Not sure about Gifts and Money for Married couple

posted 3 years ago in Etiquette
Post # 4
Member
3223 posts
Sugar bee

@Zellywelly:  You do NOT pay for your dinner.  In fact it is impolite to speculate on what others spend on hosting you.

Gift what you can afford.  $100 is a lovely gift.

Post # 5
Member
4576 posts
Honey bee
  • Wedding: September 2014

@Zellywelly:  Bees are generally NOT fans of weddings where guests are expected to pay for their plates, and I anticipate you will get overwelming amounts of gals telling you not to bring a gift on top of that.

I would take a card, as the reception is traditionally meant to be a “thank you” for attending the wedding, given by the bride and groom.

ETA: wait, now I’m confused. Is this a wedding where guests are asked to pay for their plate? I answered thinking that it was.

 

Post # 6
Member
3693 posts
Sugar bee
  • Wedding: August 2013

We had some people come and give us nothing. One person came and gave us a $10 gift card to Target. Some people wrapped up gifts that they clearly re-gifted us from their cupboards or basement. A family of three wrapped up six refrigerator magnets.

$100 is a great gift.

Post # 7
Member
6869 posts
Busy Beekeeper

The amount of a gift is based on two things and two things only, the closeness of the relationship, and what you can afford to spend.  Cover your plate is a gross mutation of the fact that people like to be generous to young couples just starting out.   Some people will always give more and some will give less.  Gifts, whether monetary or a household item,  are always voluntary.  By no means do you need to give both.  

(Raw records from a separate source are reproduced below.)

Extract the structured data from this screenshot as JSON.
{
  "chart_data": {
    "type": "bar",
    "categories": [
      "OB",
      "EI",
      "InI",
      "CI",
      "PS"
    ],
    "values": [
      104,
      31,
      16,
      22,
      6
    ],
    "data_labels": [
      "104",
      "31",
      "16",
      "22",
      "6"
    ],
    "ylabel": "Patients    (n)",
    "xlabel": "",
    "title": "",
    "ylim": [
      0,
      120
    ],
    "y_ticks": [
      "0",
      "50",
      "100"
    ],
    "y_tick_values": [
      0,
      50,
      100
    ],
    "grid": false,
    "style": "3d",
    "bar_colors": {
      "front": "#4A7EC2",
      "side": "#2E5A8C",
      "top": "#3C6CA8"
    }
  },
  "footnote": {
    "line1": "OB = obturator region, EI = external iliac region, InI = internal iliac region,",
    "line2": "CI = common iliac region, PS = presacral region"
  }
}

Cash or check gifts are common in many circles and looked down upon in others.  The considerate thing to do is to send gifts to the couple ahead of the wedding so that they are not burdened with keeping track the day of.  It is tacky and rude  to be expected to pay the literal price of your own dinner, as if you are buying tickets to a commercial event. You are the guest. It’s the hosts responsibility is to throw the affair they can afford.  

The fact that you are flying and spending money on a flight is a separate thing.  If you can’t afford to attend the wedding, send your regrets.   If you do go, give the gift you can afford to give, based on your relationship and your budget. 

Post # 8
Member
635 posts
Busy bee
  • Wedding: October 2013

@Zellywelly:  We give $50 in a gift regardless of who or where the wedding takes place.

Post # 9
Member
3633 posts
Sugar bee
  • Wedding: June 2012

I’ve never heard of a wedding where the guest covers his/her meal (like literally, “Here’s the cash for my meal”) and provides additional gifts on top of that. I get the “cover your plate” concept but that’s technically considered the gift so the B&G technically break even.

As such, I would gift what you want to gift and can afford. I don’t think you, as a guest, is expected to pay for your own food.

 

Post # 10
Member
1103 posts
Bumble bee
  • Wedding: July 2014

I usually do $50-75 for friends and $75-100 for family.  Regardless of whether it’s in a banquet hall with super pricey food or a backyard bbq where I eat off paper plates 🙂

Post # 11
Member
11772 posts
Sugar Beekeeper
  • Wedding: May 2013

I’ve always heard $50/pp (so $100 for a couple) is considered a reasonable but generous gift!

Post # 12
Member
1500 posts
Bumble bee
  • Wedding: August 2013

You give what you can. My FI was unemployed during some of the weddings we attended so I could only give a gift that I was able to afford. 

Post # 13
Member
3635 posts
Sugar bee
  • Wedding: May 2012

$100 is a very nice gift. 

Post # 14
Member
10748 posts
Sugar Beekeeper
  • Wedding: February 2014

I think $100 ($200/couple) is a perfectly good gift. 

Post # 15
Member
351 posts
Helper bee
  • Wedding: October 2013

Don’t worry about covering the cost of your dinner! Give what you can, and give becuase you want to.

I hate to imagine my guests stressing over doing the math and trying to guess the cost of the reception so they can gift properly. It’s a gift, not a bill!